The kinetics of metal release and drainage chemistry resulting from the tailings were determined using a humidity cell test (ASTM D5744-07) that lasted for a year (ASTM 2001). For the humidity cell experiment (HCE; Fig. 3), ≈ 1 kg of an air-dried tailings sample with a particle size less than 6.5 mm was put in a plexiglass cell (10 cm long and 9.5 cm in diameter) and then subjected to weekly alternating cycles of three days each of dry and moist air. On the seventh day, the sample was soaked with ultrapure water (500 mL) for 2 h. The leachate was collected weekly and analyzed for several parameters, including pH, EC, oxidation–reduction potential (ORP), sulfate, and metals contents after filtering using single-use cellulose acetate syringe filters of 0.45 µm. Following the completion of the HCEs, the tailings sample in each cell was sliced into three sections (i.e. top, middle, bottom, and mixture) and analyzed via XRD for the determination of secondary mineral phases possibly formed during the experiment.
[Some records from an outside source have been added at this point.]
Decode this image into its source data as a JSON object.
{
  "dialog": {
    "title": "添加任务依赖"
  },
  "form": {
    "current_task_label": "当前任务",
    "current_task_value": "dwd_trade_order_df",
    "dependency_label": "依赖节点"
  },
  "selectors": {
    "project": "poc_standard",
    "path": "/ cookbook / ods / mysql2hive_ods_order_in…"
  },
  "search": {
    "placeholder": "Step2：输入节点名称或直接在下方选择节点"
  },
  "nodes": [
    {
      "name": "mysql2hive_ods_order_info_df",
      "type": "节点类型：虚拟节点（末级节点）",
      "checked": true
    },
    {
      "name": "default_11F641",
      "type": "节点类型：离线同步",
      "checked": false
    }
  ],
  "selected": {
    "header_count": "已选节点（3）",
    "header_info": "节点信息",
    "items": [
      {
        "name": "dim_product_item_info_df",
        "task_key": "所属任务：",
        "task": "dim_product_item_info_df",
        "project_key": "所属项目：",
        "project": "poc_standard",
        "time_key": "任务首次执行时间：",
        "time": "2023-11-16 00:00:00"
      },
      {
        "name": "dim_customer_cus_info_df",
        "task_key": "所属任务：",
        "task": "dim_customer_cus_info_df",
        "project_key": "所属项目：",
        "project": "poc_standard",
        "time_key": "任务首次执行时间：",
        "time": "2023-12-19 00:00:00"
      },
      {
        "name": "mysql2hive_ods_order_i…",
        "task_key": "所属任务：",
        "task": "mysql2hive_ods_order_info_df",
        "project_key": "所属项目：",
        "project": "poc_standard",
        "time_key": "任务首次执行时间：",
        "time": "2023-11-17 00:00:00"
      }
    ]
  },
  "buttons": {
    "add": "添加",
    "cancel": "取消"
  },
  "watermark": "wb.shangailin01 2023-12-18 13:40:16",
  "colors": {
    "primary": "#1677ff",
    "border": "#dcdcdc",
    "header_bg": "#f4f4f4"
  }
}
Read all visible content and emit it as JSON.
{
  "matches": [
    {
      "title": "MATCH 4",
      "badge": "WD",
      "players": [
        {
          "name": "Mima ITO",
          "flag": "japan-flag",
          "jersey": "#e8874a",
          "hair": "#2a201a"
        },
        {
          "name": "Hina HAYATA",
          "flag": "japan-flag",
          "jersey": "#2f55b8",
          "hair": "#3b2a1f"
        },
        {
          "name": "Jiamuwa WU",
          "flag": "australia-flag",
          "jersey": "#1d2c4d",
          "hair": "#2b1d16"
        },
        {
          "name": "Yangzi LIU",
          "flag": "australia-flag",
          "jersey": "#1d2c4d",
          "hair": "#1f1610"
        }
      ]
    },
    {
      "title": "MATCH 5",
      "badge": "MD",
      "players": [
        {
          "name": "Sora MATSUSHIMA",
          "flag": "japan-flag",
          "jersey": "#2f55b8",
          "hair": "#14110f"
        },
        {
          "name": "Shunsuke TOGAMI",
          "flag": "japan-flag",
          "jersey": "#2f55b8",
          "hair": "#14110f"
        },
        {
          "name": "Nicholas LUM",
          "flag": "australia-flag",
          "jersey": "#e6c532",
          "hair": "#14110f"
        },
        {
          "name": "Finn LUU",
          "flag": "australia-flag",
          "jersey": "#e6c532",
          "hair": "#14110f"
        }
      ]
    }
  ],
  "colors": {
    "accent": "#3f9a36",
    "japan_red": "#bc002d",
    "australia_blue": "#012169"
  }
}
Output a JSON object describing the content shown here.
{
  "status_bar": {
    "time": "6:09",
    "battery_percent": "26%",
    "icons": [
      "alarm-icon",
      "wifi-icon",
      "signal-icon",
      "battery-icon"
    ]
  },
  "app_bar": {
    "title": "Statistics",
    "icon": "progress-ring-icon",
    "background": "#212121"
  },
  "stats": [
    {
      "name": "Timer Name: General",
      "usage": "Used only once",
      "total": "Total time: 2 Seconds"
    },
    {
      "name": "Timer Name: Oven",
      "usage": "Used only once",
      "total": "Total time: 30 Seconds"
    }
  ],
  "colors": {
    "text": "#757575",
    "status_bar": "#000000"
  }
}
To determine the kinetics of metal release from the samples subjected to HCEs, following weekly dry/humid air cycles, the mass of metals in the leachates was calculated in mg or µg by multiplying the metal concentrations measured in the leachates with the weight of leachate collected. Then, the cumulative distribution graphs of the metal masses released over time were drawn, and the equation of the regression line and the R-squared value were determined by applying regression analysis between the time periods where the change in metal release rate occurred on the graphs. The slope of the line represents the average release rate of metals in the relevant time period (i.e. the amount of metal released from 1 kg of material per week).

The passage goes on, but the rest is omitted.